J’admirai poliment puis dis :

— Est-ce qu’il y a des cours parfois ?

— Oui. Nous y allons.

— Cours de quoi ?

— Mmmmm. C’est difficile à dire.

Il me conduisit dans une classe lumineuse, clairsemée d’étudiants engourdis.

— Cours de civilisation, finit-il par répondre.

— Quelle civilisation ?

Profonde réflexion.

— Américaine.

— Je pensais que tu étudiais le français.

— Oui. C’est intéressant, la civilisation américaine.

Je compris que la discussion se situait en dehors de toute logique.

Entra un professeur d’âge moyen qui prit place sur l’estrade. Si j’essaie de me rappeler son exposé, il ne me revient que ceci : il parla de choses et d’autres. Les étudiants l’écoutaient sans broncher. Ma présence parut indisposer l’enseignant qui, à la fin du cours, s’approcha pour me dire :

— Je ne parle pas anglais.

— Je suis belge, répondis-je.

Cela ne sembla pas le rassurer. La Belgique, ce devait être pour lui l’un de ces obscurs États américains que personne n’évoquait jamais, genre Maryland. J’étais sûrement là pour contrôler ses informations, d’où sa méfiance.

— C’était intéressant, me dit Rinri après ce cours indéterminable.

— Oui, tu as un autre cours maintenant ?

— Non, répondit-il, comme effaré à l’idée que l’on puisse travailler davantage.

Je remarquai qu’il ne s’était lié à aucun des jeunes gens de l’université.

— Pour ce que je les vois, commenta-t-il.

Il me balada encore sur le beau campus, me montra tous les lieux d’où l’on avait une vue imprenable sur le métro aérien.

Cet aperçu de ses études me rendit son emploi du temps plus nébuleux qu’auparavant.

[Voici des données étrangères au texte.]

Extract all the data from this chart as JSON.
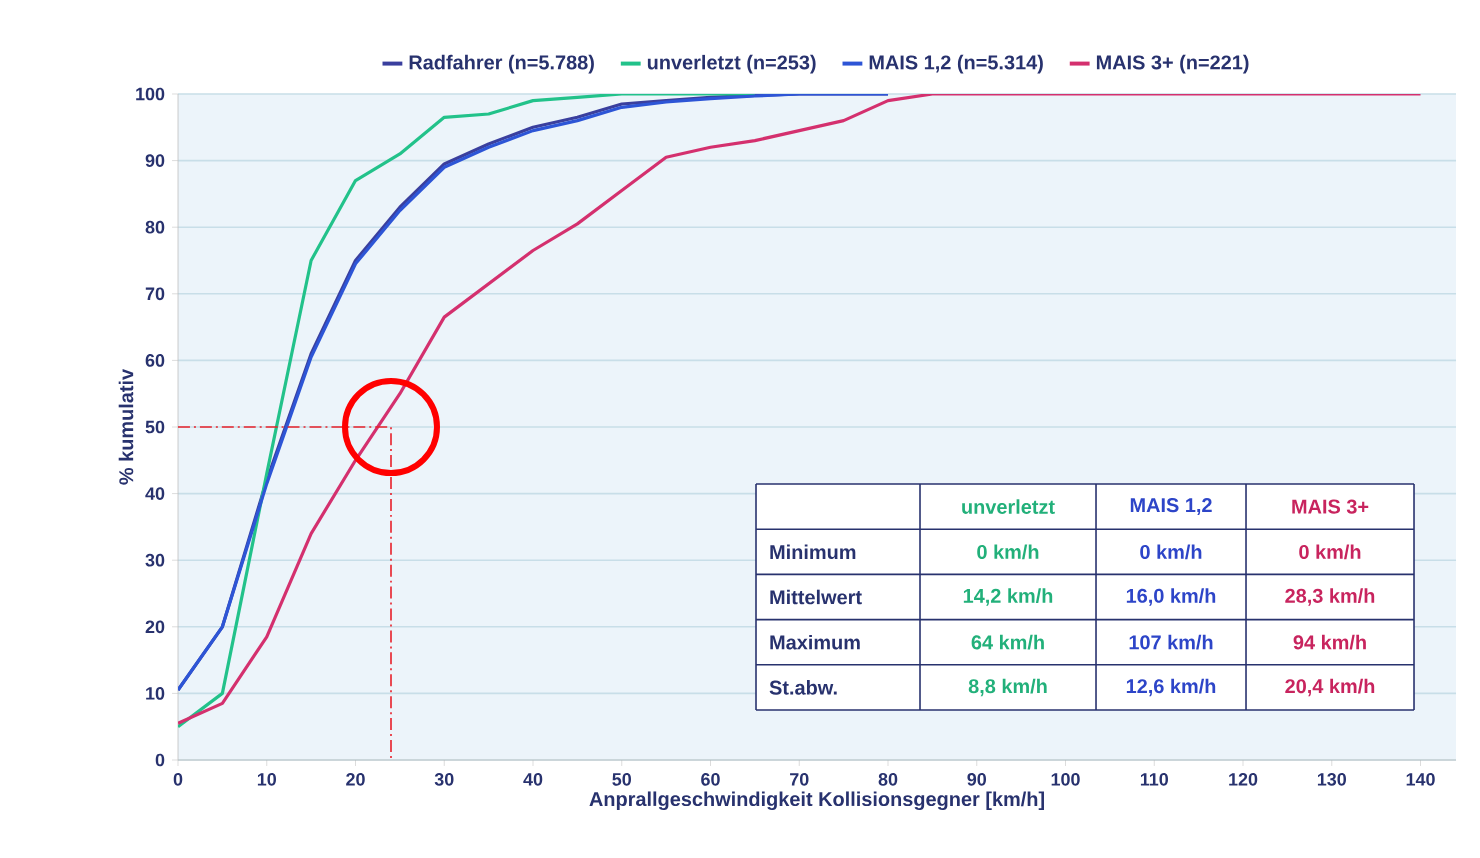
{
  "chart_data": [
    {
      "type": "line",
      "xlabel": "Anprallgeschwindigkeit Kollisionsgegner [km/h]",
      "ylabel": "% kumulativ",
      "xlim": [
        0,
        144
      ],
      "ylim": [
        0,
        100
      ],
      "xticks": [
        0,
        10,
        20,
        30,
        40,
        50,
        60,
        70,
        80,
        90,
        100,
        110,
        120,
        130,
        140
      ],
      "yticks": [
        0,
        10,
        20,
        30,
        40,
        50,
        60,
        70,
        80,
        90,
        100
      ],
      "grid": "y",
      "legend": "top",
      "series": [
        {
          "name": "Radfahrer (n=5.788)",
          "color": "#3a3f9e",
          "x": [
            0,
            5,
            10,
            15,
            20,
            25,
            30,
            35,
            40,
            45,
            50,
            55,
            60,
            65,
            70,
            75,
            80
          ],
          "values": [
            10.5,
            20,
            42,
            61,
            75,
            83,
            89.5,
            92.5,
            95,
            96.5,
            98.5,
            99,
            99.5,
            99.8,
            100,
            100,
            100
          ]
        },
        {
          "name": "unverletzt (n=253)",
          "color": "#22c28a",
          "x": [
            0,
            5,
            10,
            15,
            20,
            25,
            30,
            35,
            40,
            45,
            50,
            55,
            60,
            65
          ],
          "values": [
            5,
            10,
            43,
            75,
            87,
            91,
            96.5,
            97,
            99,
            99.5,
            100,
            100,
            100,
            100
          ]
        },
        {
          "name": "MAIS 1,2 (n=5.314)",
          "color": "#2d55d6",
          "x": [
            0,
            5,
            10,
            15,
            20,
            25,
            30,
            35,
            40,
            45,
            50,
            55,
            60,
            65,
            70,
            75,
            80
          ],
          "values": [
            10.5,
            20,
            41.5,
            60.5,
            74.5,
            82.5,
            89,
            92,
            94.5,
            96,
            98,
            98.8,
            99.3,
            99.7,
            100,
            100,
            100
          ]
        },
        {
          "name": "MAIS 3+ (n=221)",
          "color": "#d4306e",
          "x": [
            0,
            5,
            10,
            15,
            20,
            25,
            30,
            35,
            40,
            45,
            50,
            55,
            60,
            65,
            70,
            75,
            80,
            85,
            90,
            100,
            110,
            120,
            130,
            140
          ],
          "values": [
            5.5,
            8.5,
            18.5,
            34,
            45,
            55,
            66.5,
            71.5,
            76.5,
            80.5,
            85.5,
            90.5,
            92,
            93,
            94.5,
            96,
            99,
            100,
            100,
            100,
            100,
            100,
            100,
            100
          ]
        },
        {
          "color": "#e8202a",
          "line_style": "dashed",
          "x": [
            0,
            24,
            24
          ],
          "values": [
            50,
            50,
            0
          ]
        }
      ]
    },
    {
      "type": "other",
      "categories": [
        "unverletzt",
        "MAIS 1,2",
        "MAIS 3+"
      ],
      "colors": [
        "#22b07a",
        "#2d45c8",
        "#c8245e"
      ],
      "y_categories": [
        "Minimum",
        "Mittelwert",
        "Maximum",
        "St.abw."
      ],
      "cell_labels": [
        [
          "0 km/h",
          "0 km/h",
          "0 km/h"
        ],
        [
          "14,2 km/h",
          "16,0 km/h",
          "28,3 km/h"
        ],
        [
          "64 km/h",
          "107 km/h",
          "94 km/h"
        ],
        [
          "8,8 km/h",
          "12,6 km/h",
          "20,4 km/h"
        ]
      ]
    }
  ]
}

De louche, il devint suspect.

Le soir, quand je lui demandais ce qu’il avait fait dans la journée, il me répondait qu’il avait été très occupé. Impossible de savoir par quoi. Le comble, c’est qu’il semblait l’ignorer lui-même.

Quand la paranoïa cessa de m’habiter, je compris que les années universitaires étaient aussi les seules pendant lesquelles les Japonais peuvent se permettre ce luxe exquis de dissiper leurs journées. Leur vie d’écoliers a obéi à un tel emploi du temps, loisirs inclus, et leur vie de travailleurs sera soumise à de tels carcans horaires, que l’oasis des études est soigneusement vouée au vague, à l’incertain, voire au somptueux rien-du-tout.